Julinho Mendes – Ubatuba, 22/02/18
-A farinha pode ser do mesmo saco, mas o saco não é da mesma farinha! Foi o que filosofou, inesperadamente, no auge de seus 88 anos, com toda sua experiência de vida e de conhecimentos: Isaias Mendes, meu pai. Eu sempre ouvi ele dizer que: “Farinha boa é aquela que fica no garfo” ou “Farinha que vara o garfo, não presta”. Isso, logicamente que para o gosto apurado do papai.
Não sei se existe um nome próprio para tal conhecimento, como por exemplo, o enófilo é para o apreciador de vinhos e suas peculiaridades, então vou dizer que papai é um grande “farinófilo” apreciador de farinha e suas peculiaridades. Quando ele fala que a farinha é boa, ele fala da qualidade da mandioca, do tempo de maturação dela, se o ralador (roda que rala a mandioca) é grosso ou fino, se a quantidade de amido foi extraído corretamente, se foi forneado no fogo e no tempo certo, enfim, esse conhecimento não é pra qualquer um. Quando ele diz que o saco não é da mesma farinha, é porque cada um tem um jeito diferente de processar a farinha. Para o leigo, tudo é farinha do mesmo saco, porque não sabe distinguir a farinha grossa da fina, a branca da amarela, a crua da torrada, a polvilhada da arenosa, a que fica no garfo e a que cai, enfim, isso é mais uma particularidade da cultura caiçara, do costume e tradição de um povo.
As farinhas do Ubatumirim, por exemplo, encontradas na feira de sábado, são de primeiríssima qualidade, mas dentre elas tem a de preferência de papai. Tem ali no meio um “arte-farinhador” que tem a excelência na fabricação do artigo e ao gosto de Isaias Mendes. Não convém aqui citar quem! Papai come um saco (um kilo) de farinha por semana, seja do jeito que for, o que não pode é a falta dela; é no feijão, no pirão, tafulhada no café, misturada no abacate, no mexido de ovo, e até no macarrão. Acredita? Pois então! De vez em quando, quando ele vê que a farinha teve aumento de preço, ele lembra e canta a marchinha do saudoso Dito Raé: “Eu vou fazer farinha de banana, porque de mandioca é artigo pra bacana. Se a farinha não tiver muita saída, eu nunca mais farei farinha na minha vida”. Viva Dito Raé e suas marchinhas!
Tenho uma canoa que de vez em quando, eu e papai, vamos ao largo das Toninhas ou da Enseada pescar e, nessas pescarias papai nunca deixou de levar um saco de farinha, pensando no tubarão, do causo contado pelo nosso mestre João Barreto Mesquita; foi assim: “...Transportavam sacas de farinha e outras mercadorias em sua canoa, foi quando num momento sua mulher ouviu um barulho estranho no mar parecendo cortar a água. Quando ela olhou pra trás, a surpresa: era um enorme anequim, um dos tubarões mais terríveis do nosso mar. O suspense foi total. O medo tomou conta do casal. O bicho vinha a toda velocidade em direção à canoa não demorando muito em abocanhá-los com canoa e tudo.

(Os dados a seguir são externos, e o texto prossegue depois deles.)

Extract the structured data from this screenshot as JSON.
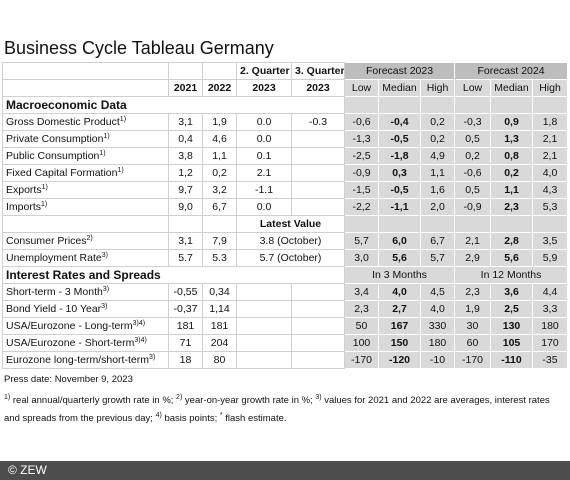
{
  "title": "Business Cycle Tableau Germany",
  "header": {
    "quarter2": "2. Quarter",
    "quarter3": "3. Quarter",
    "forecast2023": "Forecast 2023",
    "forecast2024": "Forecast 2024",
    "years": [
      "2021",
      "2022",
      "2023",
      "2023"
    ],
    "stats": [
      "Low",
      "Median",
      "High",
      "Low",
      "Median",
      "High"
    ]
  },
  "rows": [
    {
      "section": "Macroeconomic Data"
    },
    {
      "label": "Gross Domestic Product",
      "note": "1)",
      "past": [
        "3,1",
        "1,9",
        "0.0",
        "-0.3"
      ],
      "forecast": [
        "-0,6",
        "-0,4",
        "0,2",
        "-0,3",
        "0,9",
        "1,8"
      ]
    },
    {
      "label": "Private Consumption",
      "note": "1)",
      "past": [
        "0,4",
        "4,6",
        "0.0",
        null
      ],
      "forecast": [
        "-1,3",
        "-0,5",
        "0,2",
        "0,5",
        "1,3",
        "2,1"
      ]
    },
    {
      "label": "Public Consumption",
      "note": "1)",
      "past": [
        "3,8",
        "1,1",
        "0.1",
        null
      ],
      "forecast": [
        "-2,5",
        "-1,8",
        "4,9",
        "0,2",
        "0,8",
        "2,1"
      ]
    },
    {
      "label": "Fixed Capital Formation",
      "note": "1)",
      "past": [
        "1,2",
        "0,2",
        "2.1",
        null
      ],
      "forecast": [
        "-0,9",
        "0,3",
        "1,1",
        "-0,6",
        "0,2",
        "4,0"
      ]
    },
    {
      "label": "Exports",
      "note": "1)",
      "past": [
        "9,7",
        "3,2",
        "-1.1",
        null
      ],
      "forecast": [
        "-1,5",
        "-0,5",
        "1,6",
        "0,5",
        "1,1",
        "4,3"
      ]
    },
    {
      "label": "Imports",
      "note": "1)",
      "past": [
        "9,0",
        "6,7",
        "0.0",
        null
      ],
      "forecast": [
        "-2,2",
        "-1,1",
        "2,0",
        "-0,9",
        "2,3",
        "5,3"
      ]
    },
    {
      "subheader": "Latest Value"
    },
    {
      "label": "Consumer Prices",
      "note": "2)",
      "past": [
        "3,1",
        "7,9"
      ],
      "latest": "3.8 (October)",
      "forecast": [
        "5,7",
        "6,0",
        "6,7",
        "2,1",
        "2,8",
        "3,5"
      ]
    },
    {
      "label": "Unemployment Rate",
      "note": "3)",
      "past": [
        "5.7",
        "5.3"
      ],
      "latest": "5.7 (October)",
      "forecast": [
        "3,0",
        "5,6",
        "5,7",
        "2,9",
        "5,6",
        "5,9"
      ]
    },
    {
      "section": "Interest Rates and Spreads",
      "horizons": [
        "In 3 Months",
        "In 12 Months"
      ]
    },
    {
      "label": "Short-term - 3 Month",
      "note": "3)",
      "past": [
        "-0,55",
        "0,34",
        null,
        null
      ],
      "forecast": [
        "3,4",
        "4,0",
        "4,5",
        "2,3",
        "3,6",
        "4,4"
      ]
    },
    {
      "label": "Bond Yield - 10 Year",
      "note": "3)",
      "past": [
        "-0,37",
        "1,14",
        null,
        null
      ],
      "forecast": [
        "2,3",
        "2,7",
        "4,0",
        "1,9",
        "2,5",
        "3,3"
      ]
    },
    {
      "label": "USA/Eurozone - Long-term",
      "note": "3)4)",
      "past": [
        "181",
        "181",
        null,
        null
      ],
      "forecast": [
        "50",
        "167",
        "330",
        "30",
        "130",
        "180"
      ]
    },
    {
      "label": "USA/Eurozone - Short-term",
      "note": "3)4)",
      "past": [
        "71",
        "204",
        null,
        null
      ],
      "forecast": [
        "100",
        "150",
        "180",
        "60",
        "105",
        "170"
      ]
    },
    {
      "label": "Eurozone long-term/short-term",
      "note": "3)",
      "past": [
        "18",
        "80",
        null,
        null
      ],
      "forecast": [
        "-170",
        "-120",
        "-10",
        "-170",
        "-110",
        "-35"
      ]
    }
  ],
  "press_date": "Press date: November 9, 2023",
  "footnotes": [
    {
      "mark": "1)",
      "text": "real annual/quarterly growth rate in %;"
    },
    {
      "mark": "2)",
      "text": "year-on-year growth rate in %;"
    },
    {
      "mark": "3)",
      "text": "values for 2021 and 2022 are averages, interest rates and spreads from the previous day;"
    },
    {
      "mark": "4)",
      "text": "basis points;"
    },
    {
      "mark": "*",
      "text": "flash estimate."
    }
  ],
  "copyright": "© ZEW"
}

-E agora Argemiro, o que vamos fazer? -perguntou a mulher.
-Deite-se no fundo da canoa, fique quieta senão esse bicho vai nos comer!
Foi um sufoco danado. O tubarão afundava. Quando o Sr. Argemiro começava a remar fazendo barulho na água, lá vinha o tubarão de novo querendo devorar o casal. E esta agonia demorou por muito tempo. Dona Chica desesperada não sabia o que fazer. Pensava na sua casa, nos seus filhos,... e o anequim não dava trégua. Até que dona Chica teve uma divina ideia e disse ao marido:
-Argemiro, meu nego. O remédio é começar a jogar farinha na água. Quem sabe este monstro coma, se distraia e nos deixe em paz.
E assim foi feito. A ideia deu certo. Quando dona Chica jogava farinha na água, o bicho começava a comer dando um tempo para que seu Argemiro remasse um pouco e se distanciasse. Mas por pouco tempo, pois a farinha que ela jogava era pouca. Não demorando muito, já estava o bicho atormentado de novo querendo mais farinha, e o saco ia se esvaziando. Foi um saco, depois outro, três sacas de farinha de sessenta quilos e se não bastasse, o bicho ainda comeu dois cachos de bananas nanica, uma banda de paca, oito macucos defumado, quatro dúzias de mexericas e cinco dúzias de ovos de pata. A canoa voltou vazia, mas o importante foi que se salvaram.”